Reputation: 485
Following is the snippet from sci-kit pr-curve computation.
>>> import numpy as np
>>> from sklearn.metrics import precision_recall_curve
>>> y_true = np.array([0, 0, 1, 1])
>>> y_scores = np.array([0.1, 0.4, 0.35, 0.8])
>>> precision, recall, thresholds = precision_recall_curve(
... y_true, y_scores)
>>> precision
array([ 0.66..., 0.5 , 1. , 1. ])
>>> recall
array([ 1. , 0.5, 0.5, 0. ])
>>> thresholds
array([ 0.35, 0.4 , 0.8 ])
Doubts:
Why are thresholds only 3 while precision and recall given are 4. As one can clearly see the threshold of 0.1 is left out. And the computation starts from threshold 0.35 and more.
Upvotes: 1
Views: 1253
Reputation: 1629
The thresholds only go low enough to attain 100% recall.

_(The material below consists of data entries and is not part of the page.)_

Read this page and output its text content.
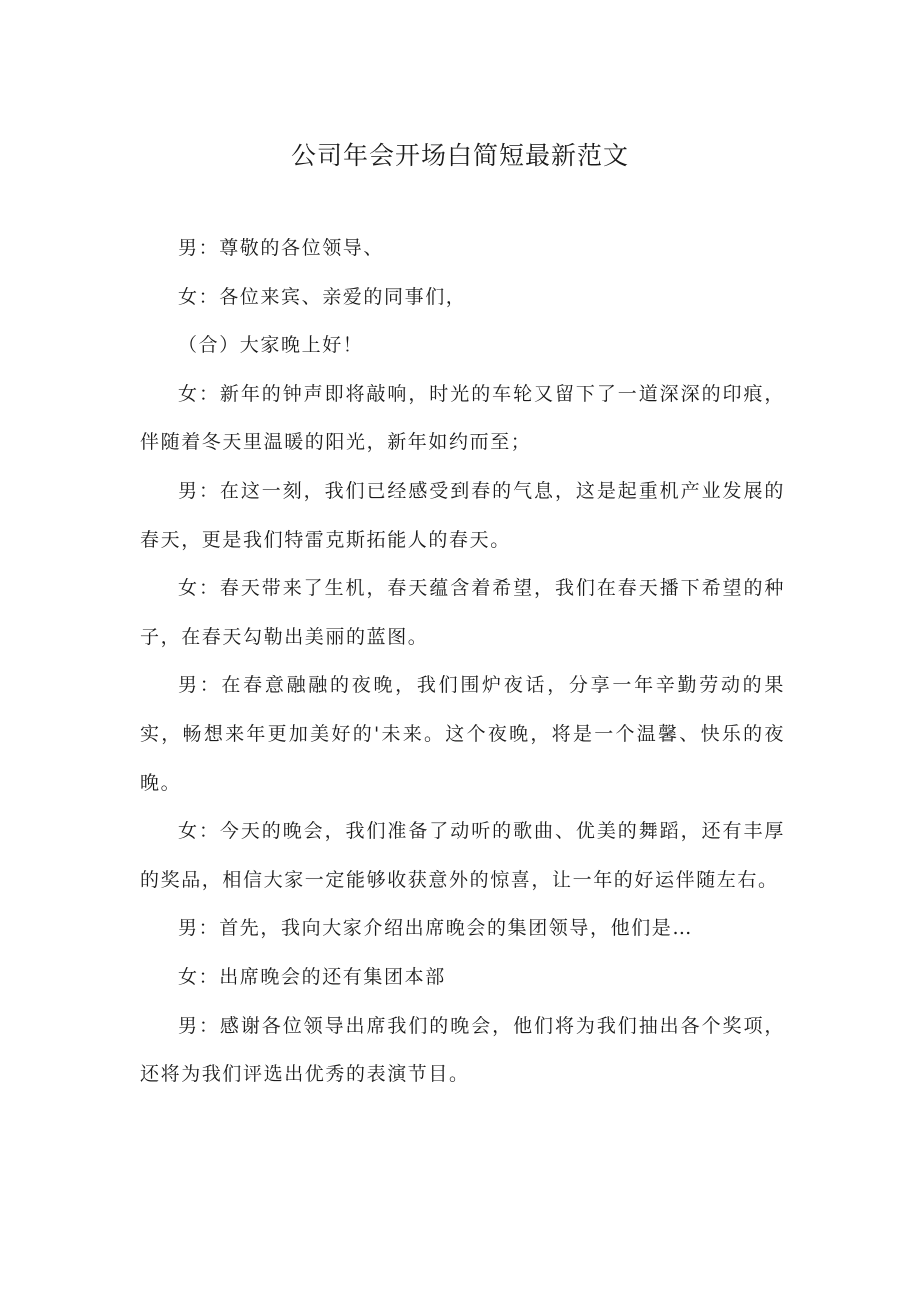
公司年会开场白简短最新范文

男：尊敬的各位领导、

女：各位来宾、亲爱的同事们，

（合）大家晚上好！

女：新年的钟声即将敲响，时光的车轮又留下了一道深深的印痕，伴随着冬天里温暖的阳光，新年如约而至；

男：在这一刻，我们已经感受到春的气息，这是起重机产业发展的春天，更是我们特雷克斯拓能人的春天。

女：春天带来了生机，春天蕴含着希望，我们在春天播下希望的种子，在春天勾勒出美丽的蓝图。

男：在春意融融的夜晚，我们围炉夜话，分享一年辛勤劳动的果实，畅想来年更加美好的'未来。这个夜晚，将是一个温馨、快乐的夜晚。

女：今天的晚会，我们准备了动听的歌曲、优美的舞蹈，还有丰厚的奖品，相信大家一定能够收获意外的惊喜，让一年的好运伴随左右。

男：首先，我向大家介绍出席晚会的集团领导，他们是…

女：出席晚会的还有集团本部

男：感谢各位领导出席我们的晚会，他们将为我们抽出各个奖项，还将为我们评选出优秀的表演节目。
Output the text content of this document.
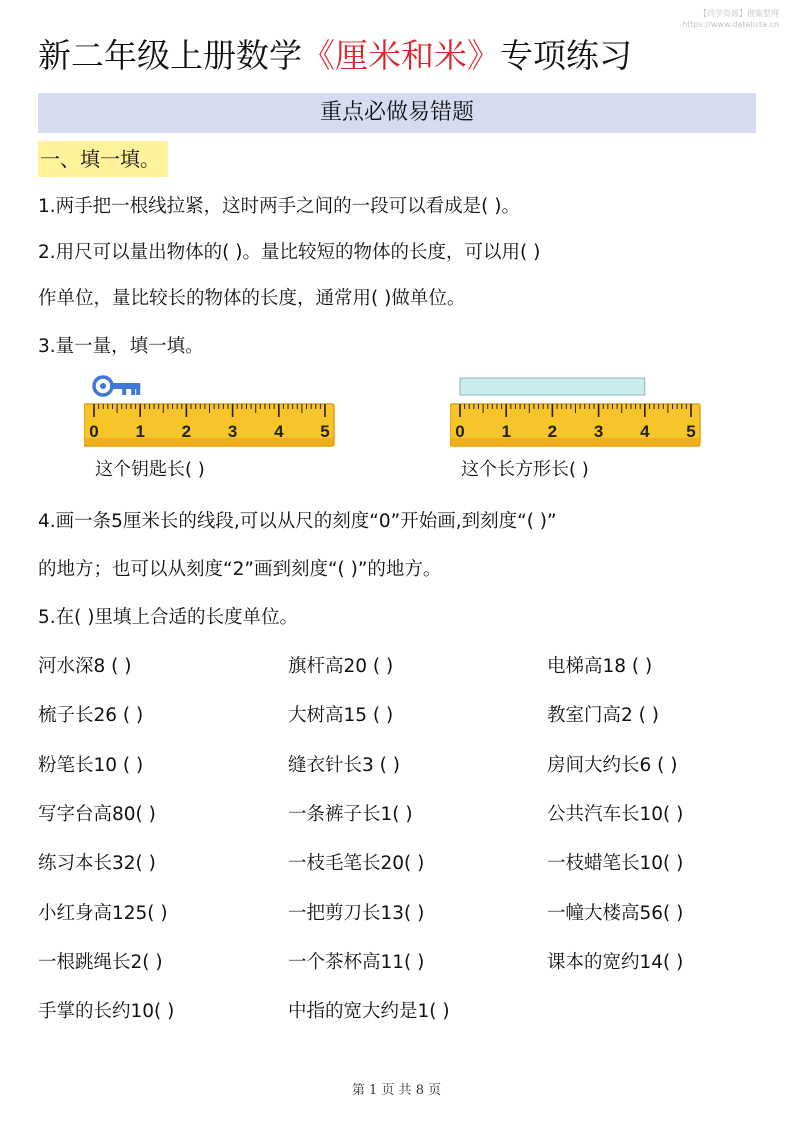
【尚学资源】搜集整理
https://www.datalista.cn
新二年级上册数学《厘米和米》专项练习
重点必做易错题
一、填一填。
1.两手把一根线拉紧，这时两手之间的一段可以看成是( )。
2.用尺可以量出物体的( )。量比较短的物体的长度，可以用( )
作单位，量比较长的物体的长度，通常用( )做单位。
3.量一量，填一填。
0 1 2 3 4 5	0 1 2 3 4 5
这个钥匙长( )	这个长方形长( )
4.画一条5厘米长的线段,可以从尺的刻度“0”开始画,到刻度“( )”
的地方；也可以从刻度“2”画到刻度“( )”的地方。
5.在( )里填上合适的长度单位。
河水深8 ( )	旗杆高20 ( )	电梯高18 ( )
梳子长26 ( )	大树高15 ( )	教室门高2 ( )
粉笔长10 ( )	缝衣针长3 ( )	房间大约长6 ( )
写字台高80( )	一条裤子长1( )	公共汽车长10( )
练习本长32( )	一枝毛笔长20( )	一枝蜡笔长10( )
小红身高125( )	一把剪刀长13( )	一幢大楼高56( )
一根跳绳长2( )	一个茶杯高11( )	课本的宽约14( )
手掌的长约10( )	中指的宽大约是1( )
第 1 页 共 8 页
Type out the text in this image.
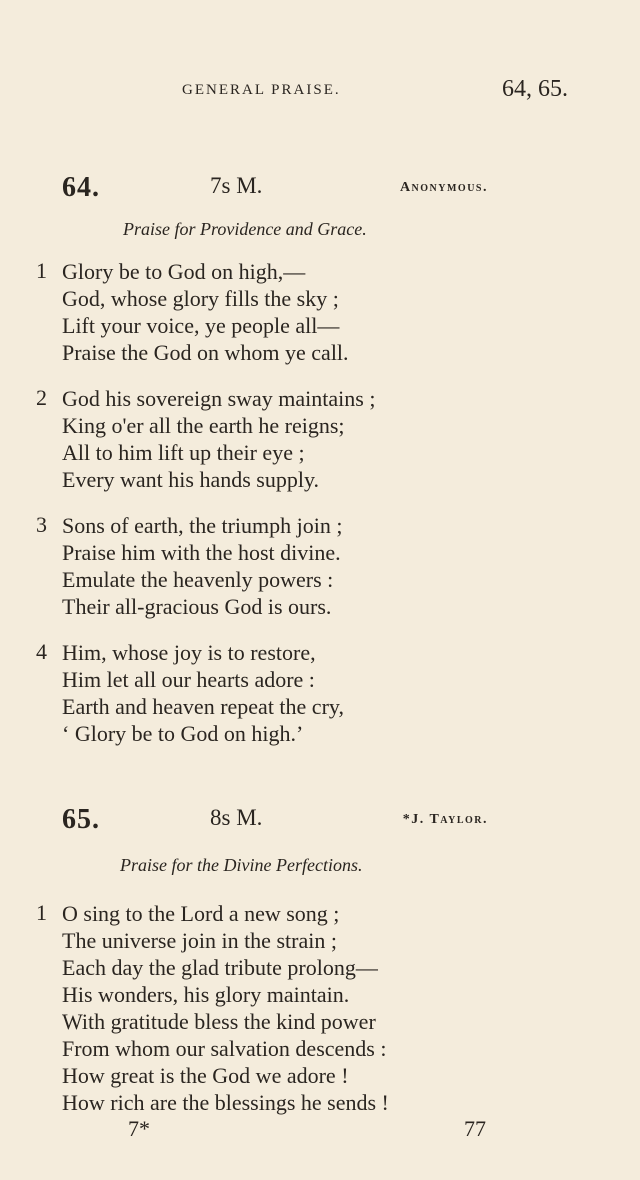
GENERAL PRAISE.	64, 65.
64.	7s M.	Anonymous.
Praise for Providence and Grace.
1 Glory be to God on high,—
God, whose glory fills the sky ;
Lift your voice, ye people all—
Praise the God on whom ye call.
2 God his sovereign sway maintains ;
King o'er all the earth he reigns;
All to him lift up their eye ;
Every want his hands supply.
3 Sons of earth, the triumph join ;
Praise him with the host divine.
Emulate the heavenly powers :
Their all-gracious God is ours.
4 Him, whose joy is to restore,
Him let all our hearts adore :
Earth and heaven repeat the cry,
‘ Glory be to God on high.’
65.	8s M.	*J. Taylor.
Praise for the Divine Perfections.
1 O sing to the Lord a new song ;
The universe join in the strain ;
Each day the glad tribute prolong—
His wonders, his glory maintain.
With gratitude bless the kind power
From whom our salvation descends :
How great is the God we adore !
How rich are the blessings he sends !
7*	77
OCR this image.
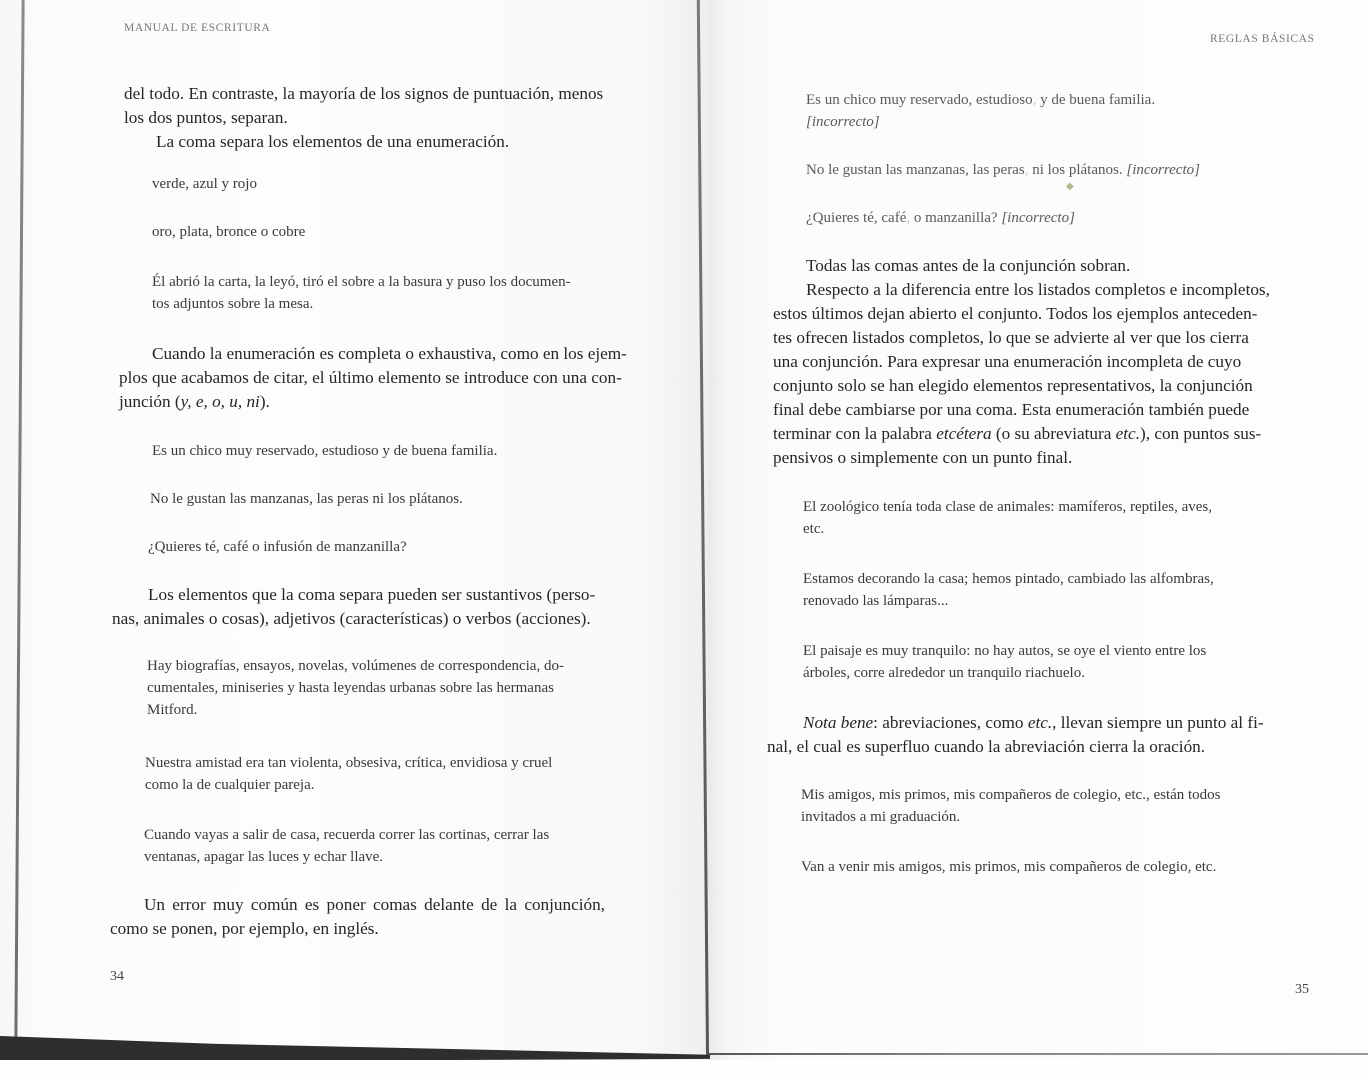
MANUAL DE ESCRITURA

del todo. En contraste, la mayoría de los signos de puntuación, menos

los dos puntos, separan.

La coma separa los elementos de una enumeración.

verde, azul y rojo
oro, plata, bronce o cobre

Él abrió la carta, la leyó, tiró el sobre a la basura y puso los documen-

tos adjuntos sobre la mesa.

Cuando la enumeración es completa o exhaustiva, como en los ejem-

plos que acabamos de citar, el último elemento se introduce con una con-

junción (y, e, o, u, ni).

Es un chico muy reservado, estudioso y de buena familia.
No le gustan las manzanas, las peras ni los plátanos.
¿Quieres té, café o infusión de manzanilla?

Los elementos que la coma separa pueden ser sustantivos (perso-

nas, animales o cosas), adjetivos (características) o verbos (acciones).

Hay biografías, ensayos, novelas, volúmenes de correspondencia, do-

cumentales, miniseries y hasta leyendas urbanas sobre las hermanas

Mitford.

Nuestra amistad era tan violenta, obsesiva, crítica, envidiosa y cruel

como la de cualquier pareja.

Cuando vayas a salir de casa, recuerda correr las cortinas, cerrar las

ventanas, apagar las luces y echar llave.

Un error muy común es poner comas delante de la conjunción,

como se ponen, por ejemplo, en inglés.

34
REGLAS BÁSICAS

Es un chico muy reservado, estudioso, y de buena familia.

[incorrecto]

No le gustan las manzanas, las peras, ni los plátanos. [incorrecto]

◆

¿Quieres té, café, o manzanilla? [incorrecto]

Todas las comas antes de la conjunción sobran.

Respecto a la diferencia entre los listados completos e incompletos,

estos últimos dejan abierto el conjunto. Todos los ejemplos anteceden-

tes ofrecen listados completos, lo que se advierte al ver que los cierra

una conjunción. Para expresar una enumeración incompleta de cuyo

conjunto solo se han elegido elementos representativos, la conjunción

final debe cambiarse por una coma. Esta enumeración también puede

terminar con la palabra etcétera (o su abreviatura etc.), con puntos sus-

pensivos o simplemente con un punto final.

El zoológico tenía toda clase de animales: mamíferos, reptiles, aves,

etc.

Estamos decorando la casa; hemos pintado, cambiado las alfombras,

renovado las lámparas...

El paisaje es muy tranquilo: no hay autos, se oye el viento entre los

árboles, corre alrededor un tranquilo riachuelo.

Nota bene: abreviaciones, como etc., llevan siempre un punto al fi-

nal, el cual es superfluo cuando la abreviación cierra la oración.

Mis amigos, mis primos, mis compañeros de colegio, etc., están todos

invitados a mi graduación.

Van a venir mis amigos, mis primos, mis compañeros de colegio, etc.

35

The idea being that you generally wouldn't set a lower threshold as it would introduce unnecessary false positives.
https://github.com/scikit-learn/scikit-learn/blob/a24c8b46/sklearn/metrics/ranking.py
# stop when full recall attained
# and reverse the outputs so recall is decreasing
last_ind = tps.searchsorted(tps[-1])
sl = slice(last_ind, None, -1)
return np.r_[precision[sl], 1], np.r_[recall[sl], 0], thresholds[sl]
Upvotes: 2